- Windows Defender warns people of a “threat detected” for “Behavior:Win32/Hive.ZY”
- The problem is tied to a new listing in Microsoft’s Defender update file that made a false detection.
- Trigger appears to depend on Defender “detecting Electron-based or Chromium-based apps as malware”
- Microsoft is expected to patch/update Microsoft Defender to mitigate the issue
Update #1 (01:50PM ET): According to Microsoft support forums, the Defender Team has stated that they are investigating this and hopefully will release a patch for it soon.
Update #2: (19:50 PM ET): According to the Microsoft support forums, “Indications from a Microsoft Agent, a hotfix has been released (Version: 1.373.1537.0)”
In Windows 10/11, select Check for updates on the Windows Security Virus & threat protection screen to check for the latest updates.
Offline installers are available at these links:
64-bit downloads
https://go.microsoft.com/fwlink/?LinkID=121721&arch=x64 (opens in new tab)
32bit Download:
https://go.microsoft.com/fwlink/?LinkID=121721&arch=x86 (opens in new tab)
This morning, a listing in Microsoft Defender’s database (or even Windows Update) is wreaking havoc on people’s Windows computers.
People reddit They are “going crazy” over not just a reported threat from Microsoft Defender, but a recurring and emerging threat despite the alleged threat being blocked.
The threat”Behavior: Win32/Hive.ZY” is detected and listed as “severe”. However, after taking action to fix the problem, the problem does not go away and the user continues to receive the same prompt. The reminder may return after 20 seconds, repeating the loop. Forever.

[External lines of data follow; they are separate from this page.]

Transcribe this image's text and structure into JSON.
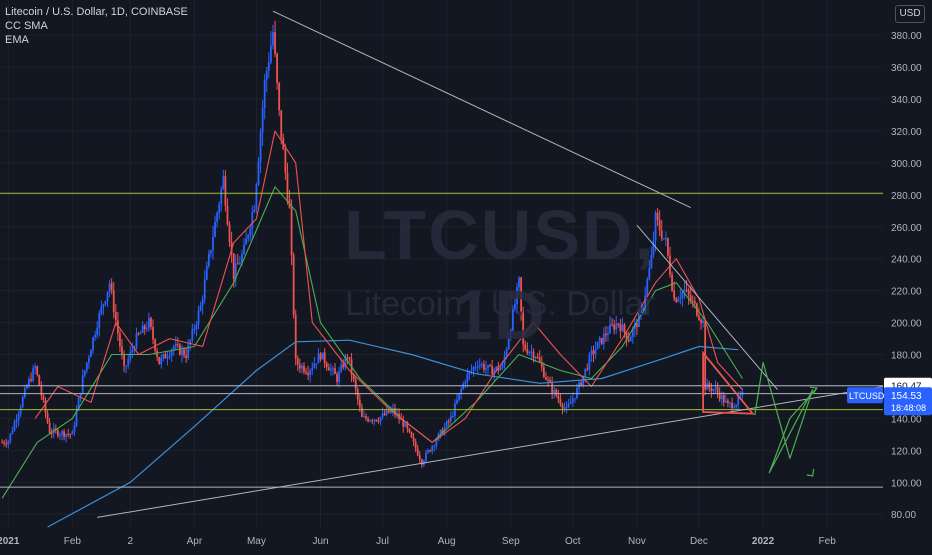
{
  "legend": {
    "title": "Litecoin / U.S. Dollar, 1D, COINBASE",
    "indicator1": "CC SMA",
    "indicator2": "EMA"
  },
  "currency_badge": "USD",
  "watermark": {
    "symbol": "LTCUSD, 1D",
    "name": "Litecoin / U.S. Dollar"
  },
  "price_tags": {
    "level_label": "160.47",
    "current_symbol": "LTCUSD",
    "current_price": "154.53",
    "countdown": "18:48:08"
  },
  "colors": {
    "background": "#131722",
    "up": "#2962ff",
    "down": "#ef5350",
    "sma": "#ef5350",
    "ema": "#4caf50",
    "ma_long": "#3d8fd6",
    "horizontal_green": "#a0c030",
    "horizontal_white": "#b2b5be",
    "current_price_tag": "#2962ff",
    "hand_drawn_green": "#4caf50"
  },
  "chart_data": {
    "type": "candlestick",
    "y_axis": {
      "ticks": [
        80,
        100,
        120,
        140,
        160,
        180,
        200,
        220,
        240,
        260,
        280,
        300,
        320,
        340,
        360,
        380
      ],
      "tick_labels": [
        "80.00",
        "100.00",
        "120.00",
        "140.00",
        "160.00",
        "180.00",
        "200.00",
        "220.00",
        "240.00",
        "260.00",
        "280.00",
        "300.00",
        "320.00",
        "340.00",
        "360.00",
        "380.00"
      ],
      "ylim": [
        72,
        402
      ]
    },
    "x_axis": {
      "labels": [
        {
          "date": "2021-01-01",
          "label": "2021"
        },
        {
          "date": "2021-02-01",
          "label": "Feb"
        },
        {
          "date": "2021-03-01",
          "label": "2"
        },
        {
          "date": "2021-04-01",
          "label": "Apr"
        },
        {
          "date": "2021-05-01",
          "label": "May"
        },
        {
          "date": "2021-06-01",
          "label": "Jun"
        },
        {
          "date": "2021-07-01",
          "label": "Jul"
        },
        {
          "date": "2021-08-01",
          "label": "Aug"
        },
        {
          "date": "2021-09-01",
          "label": "Sep"
        },
        {
          "date": "2021-10-01",
          "label": "Oct"
        },
        {
          "date": "2021-11-01",
          "label": "Nov"
        },
        {
          "date": "2021-12-01",
          "label": "Dec"
        },
        {
          "date": "2022-01-01",
          "label": "2022"
        },
        {
          "date": "2022-02-01",
          "label": "Feb"
        }
      ],
      "range": [
        "2020-12-28",
        "2022-02-28"
      ]
    },
    "price_path": [
      [
        "2020-12-29",
        125
      ],
      [
        "2021-01-01",
        126
      ],
      [
        "2021-01-10",
        160
      ],
      [
        "2021-01-14",
        172
      ],
      [
        "2021-01-21",
        132
      ],
      [
        "2021-02-01",
        130
      ],
      [
        "2021-02-06",
        165
      ],
      [
        "2021-02-13",
        200
      ],
      [
        "2021-02-19",
        225
      ],
      [
        "2021-02-26",
        170
      ],
      [
        "2021-03-04",
        190
      ],
      [
        "2021-03-10",
        200
      ],
      [
        "2021-03-15",
        175
      ],
      [
        "2021-03-22",
        185
      ],
      [
        "2021-03-28",
        180
      ],
      [
        "2021-04-04",
        210
      ],
      [
        "2021-04-10",
        255
      ],
      [
        "2021-04-15",
        290
      ],
      [
        "2021-04-20",
        230
      ],
      [
        "2021-04-25",
        245
      ],
      [
        "2021-04-30",
        275
      ],
      [
        "2021-05-05",
        350
      ],
      [
        "2021-05-09",
        382
      ],
      [
        "2021-05-12",
        330
      ],
      [
        "2021-05-17",
        270
      ],
      [
        "2021-05-20",
        175
      ],
      [
        "2021-05-26",
        170
      ],
      [
        "2021-06-01",
        180
      ],
      [
        "2021-06-09",
        165
      ],
      [
        "2021-06-14",
        180
      ],
      [
        "2021-06-21",
        140
      ],
      [
        "2021-06-29",
        140
      ],
      [
        "2021-07-06",
        145
      ],
      [
        "2021-07-12",
        135
      ],
      [
        "2021-07-20",
        113
      ],
      [
        "2021-07-26",
        125
      ],
      [
        "2021-08-03",
        140
      ],
      [
        "2021-08-10",
        165
      ],
      [
        "2021-08-16",
        175
      ],
      [
        "2021-08-22",
        170
      ],
      [
        "2021-08-28",
        172
      ],
      [
        "2021-09-05",
        225
      ],
      [
        "2021-09-07",
        185
      ],
      [
        "2021-09-13",
        180
      ],
      [
        "2021-09-20",
        160
      ],
      [
        "2021-09-28",
        145
      ],
      [
        "2021-10-04",
        160
      ],
      [
        "2021-10-10",
        180
      ],
      [
        "2021-10-18",
        195
      ],
      [
        "2021-10-23",
        200
      ],
      [
        "2021-10-28",
        190
      ],
      [
        "2021-11-03",
        205
      ],
      [
        "2021-11-08",
        240
      ],
      [
        "2021-11-10",
        265
      ],
      [
        "2021-11-15",
        250
      ],
      [
        "2021-11-19",
        215
      ],
      [
        "2021-11-24",
        220
      ],
      [
        "2021-11-29",
        210
      ],
      [
        "2021-12-03",
        200
      ],
      [
        "2021-12-04",
        160
      ],
      [
        "2021-12-09",
        158
      ],
      [
        "2021-12-15",
        148
      ],
      [
        "2021-12-19",
        150
      ],
      [
        "2021-12-22",
        154.53
      ]
    ],
    "sma_path": [
      [
        "2021-01-14",
        140
      ],
      [
        "2021-01-25",
        160
      ],
      [
        "2021-02-10",
        150
      ],
      [
        "2021-02-22",
        200
      ],
      [
        "2021-03-05",
        180
      ],
      [
        "2021-03-20",
        190
      ],
      [
        "2021-04-05",
        185
      ],
      [
        "2021-04-20",
        250
      ],
      [
        "2021-05-01",
        265
      ],
      [
        "2021-05-10",
        320
      ],
      [
        "2021-05-20",
        300
      ],
      [
        "2021-05-28",
        200
      ],
      [
        "2021-06-15",
        170
      ],
      [
        "2021-07-05",
        145
      ],
      [
        "2021-07-25",
        125
      ],
      [
        "2021-08-10",
        140
      ],
      [
        "2021-08-25",
        170
      ],
      [
        "2021-09-12",
        200
      ],
      [
        "2021-09-25",
        180
      ],
      [
        "2021-10-10",
        160
      ],
      [
        "2021-10-25",
        190
      ],
      [
        "2021-11-10",
        225
      ],
      [
        "2021-11-20",
        240
      ],
      [
        "2021-12-01",
        215
      ],
      [
        "2021-12-10",
        175
      ],
      [
        "2021-12-22",
        158
      ]
    ],
    "ema_path": [
      [
        "2020-12-29",
        90
      ],
      [
        "2021-01-15",
        125
      ],
      [
        "2021-02-01",
        140
      ],
      [
        "2021-02-20",
        180
      ],
      [
        "2021-03-10",
        180
      ],
      [
        "2021-04-01",
        185
      ],
      [
        "2021-04-20",
        225
      ],
      [
        "2021-05-10",
        285
      ],
      [
        "2021-05-20",
        270
      ],
      [
        "2021-06-01",
        200
      ],
      [
        "2021-06-20",
        165
      ],
      [
        "2021-07-10",
        140
      ],
      [
        "2021-07-25",
        125
      ],
      [
        "2021-08-15",
        150
      ],
      [
        "2021-09-05",
        180
      ],
      [
        "2021-09-25",
        170
      ],
      [
        "2021-10-10",
        165
      ],
      [
        "2021-10-25",
        185
      ],
      [
        "2021-11-10",
        220
      ],
      [
        "2021-11-20",
        225
      ],
      [
        "2021-12-05",
        200
      ],
      [
        "2021-12-22",
        165
      ]
    ],
    "ma_long_path": [
      [
        "2021-01-20",
        72
      ],
      [
        "2021-03-01",
        100
      ],
      [
        "2021-04-01",
        135
      ],
      [
        "2021-05-01",
        170
      ],
      [
        "2021-05-20",
        188
      ],
      [
        "2021-06-15",
        189
      ],
      [
        "2021-07-15",
        180
      ],
      [
        "2021-08-15",
        168
      ],
      [
        "2021-09-15",
        162
      ],
      [
        "2021-10-15",
        165
      ],
      [
        "2021-11-15",
        178
      ],
      [
        "2021-12-01",
        185
      ],
      [
        "2021-12-20",
        183
      ]
    ],
    "horizontal_lines": [
      {
        "y": 281,
        "color": "green"
      },
      {
        "y": 160.47,
        "color": "white"
      },
      {
        "y": 155.5,
        "color": "white"
      },
      {
        "y": 145.5,
        "color": "green"
      },
      {
        "y": 97,
        "color": "white"
      }
    ],
    "trendlines": [
      {
        "from": [
          "2021-05-09",
          395
        ],
        "to": [
          "2021-11-27",
          272
        ],
        "color": "white"
      },
      {
        "from": [
          "2021-11-01",
          261
        ],
        "to": [
          "2022-01-08",
          158
        ],
        "color": "white"
      },
      {
        "from": [
          "2021-02-13",
          78
        ],
        "to": [
          "2022-02-28",
          160
        ],
        "color": "white"
      }
    ],
    "triangle": [
      [
        "2021-12-03",
        181
      ],
      [
        "2021-12-03",
        144
      ],
      [
        "2021-12-27",
        143
      ]
    ],
    "projection_path": [
      [
        "2021-12-28",
        142
      ],
      [
        "2022-01-01",
        175
      ],
      [
        "2022-01-14",
        115
      ],
      [
        "2022-01-25",
        158
      ],
      [
        "2022-01-04",
        106
      ],
      [
        "2022-01-14",
        140
      ],
      [
        "2022-01-27",
        159
      ]
    ],
    "current_price": 154.53
  }
}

We had the problem on a computer; see screenshots below.
The actual threat is only listed as “This generic detection for suspicious behavior is designed to catch potentially malicious files”.
The good news is that if you are experiencing this problem, your computer is not infected with any viruses or malware. According to one study, this perception seems like a false positive. Microsoft Support forum (opens in new tab)where a list in Microsoft Defender’s database falsely reports the activity as dangerous.

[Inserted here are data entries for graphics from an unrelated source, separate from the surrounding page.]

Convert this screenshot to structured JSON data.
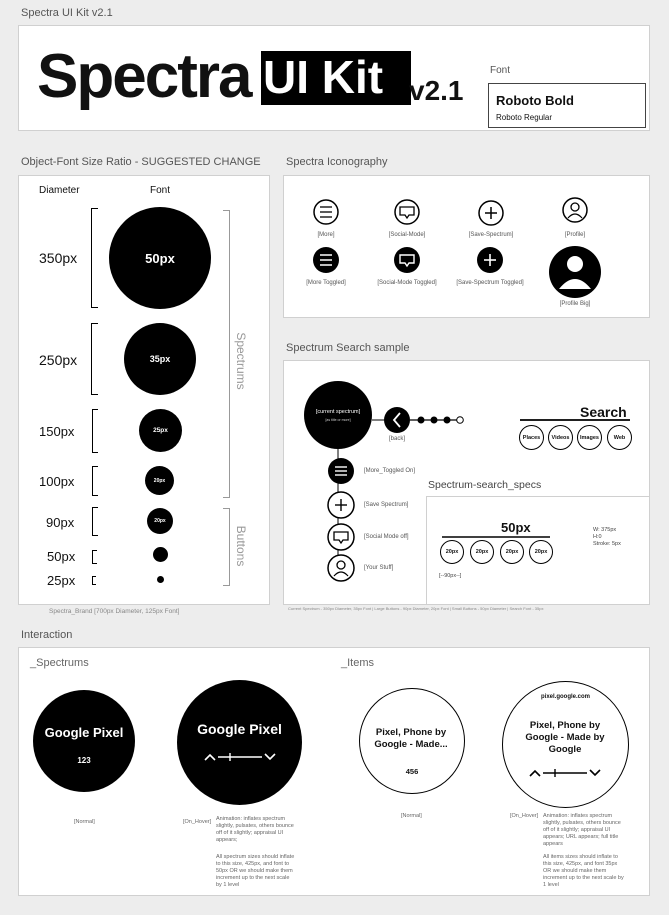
{
  "page": {
    "title": "Spectra UI Kit v2.1"
  },
  "header": {
    "spectra": "Spectra",
    "uikit": "UI Kit",
    "version": "v2.1",
    "font_label": "Font",
    "font_bold": "Roboto Bold",
    "font_regular": "Roboto Regular"
  },
  "ratio": {
    "title": "Object-Font Size Ratio - SUGGESTED CHANGE",
    "col_diameter": "Diameter",
    "col_font": "Font",
    "rows": [
      {
        "d": "350px",
        "f": "50px"
      },
      {
        "d": "250px",
        "f": "35px"
      },
      {
        "d": "150px",
        "f": "25px"
      },
      {
        "d": "100px",
        "f": "20px"
      },
      {
        "d": "90px",
        "f": "20px"
      },
      {
        "d": "50px",
        "f": ""
      },
      {
        "d": "25px",
        "f": ""
      }
    ],
    "group_spectrums": "Spectrums",
    "group_buttons": "Buttons",
    "footnote": "Spectra_Brand [700px Diameter, 125px Font]"
  },
  "iconography": {
    "title": "Spectra Iconography",
    "icons": [
      "[More]",
      "[Social-Mode]",
      "[Save-Spectrum]",
      "[Profile]",
      "[More Toggled]",
      "[Social-Mode Toggled]",
      "[Save-Spectrum Toggled]",
      "[Profile Big]"
    ]
  },
  "search_sample": {
    "title": "Spectrum Search sample",
    "current": "[current spectrum]",
    "current_sub": "[as title or more]",
    "back": "[back]",
    "search": "Search",
    "pills": [
      "Places",
      "Videos",
      "Images",
      "Web"
    ],
    "menu": [
      "[More_Toggled On]",
      "[Save Spectrum]",
      "[Social Mode off]",
      "[Your Stuff]"
    ],
    "specs_title": "Spectrum-search_specs",
    "specs_big": "50px",
    "specs_small": [
      "20px",
      "20px",
      "20px",
      "20px"
    ],
    "specs_note": [
      "W: 375px",
      "H:0",
      "Stroke: 5px"
    ],
    "specs_gap": "[--90px--]",
    "footnote": "Current Spectrum - 350px Diameter, 35px Font | Large Buttons - 90px Diameter, 20px Font | Small Buttons - 50px Diameter | Search Font - 35px"
  },
  "interaction": {
    "title": "Interaction",
    "spectrums_label": "_Spectrums",
    "items_label": "_Items",
    "sp_normal_text": "Google Pixel",
    "sp_normal_count": "123",
    "sp_hover_text": "Google Pixel",
    "it_normal_text": "Pixel, Phone by Google - Made...",
    "it_normal_count": "456",
    "it_hover_url": "pixel.google.com",
    "it_hover_text": "Pixel, Phone by Google - Made by Google",
    "normal": "[Normal]",
    "on_hover": "[On_Hover]",
    "sp_anim": "Animation: inflates spectrum slightly, pulsates, others bounce off of it slightly; appraisal UI appears;",
    "sp_anim2": "All spectrum sizes should inflate to this size, 425px, and font to 50px OR we should make them increment up to the next scale by 1 level",
    "it_anim": "Animation: inflates spectrum slightly, pulsates, others bounce off of it slightly; appraisal UI appears; URL appears; full title appears",
    "it_anim2": "All items sizes should inflate to this size, 425px, and font 35px OR we should make them increment up to the next scale by 1 level"
  }
}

From Independent Consultant DaveM121:
“This appears to be a false positive, a bug reported by hundreds of people right now, it seems to be related to all Chromium-based web browsers and Electron-based apps like Whatsapp, Discord, Spotify.”
“This is an evolving situation with no official statement yet from Microsoft, but it appears to be due to the Security Intelligence Update for Microsoft Defender Antivirus – KB2267602 (Version 1.373.1508.0)”
A common issue among users experiencing this issue is using “Electron-based or Chromium-based apps” including Google Chrome, Microsoft Edge, and anything else running Visual Studio Code.
The problem seems to be caused by Defender Definition/Update Version 1.373.1508.0It means that Microsoft needs to update this file and the problem should be resolved.
So far, Microsoft has not made a public statement about the issue as it is a holiday weekend in the United States. There may be a long delay before the update is sent to the millions of computers that are likely to be affected.
If there are new solutions or comments from Microsoft, we will update this article accordingly.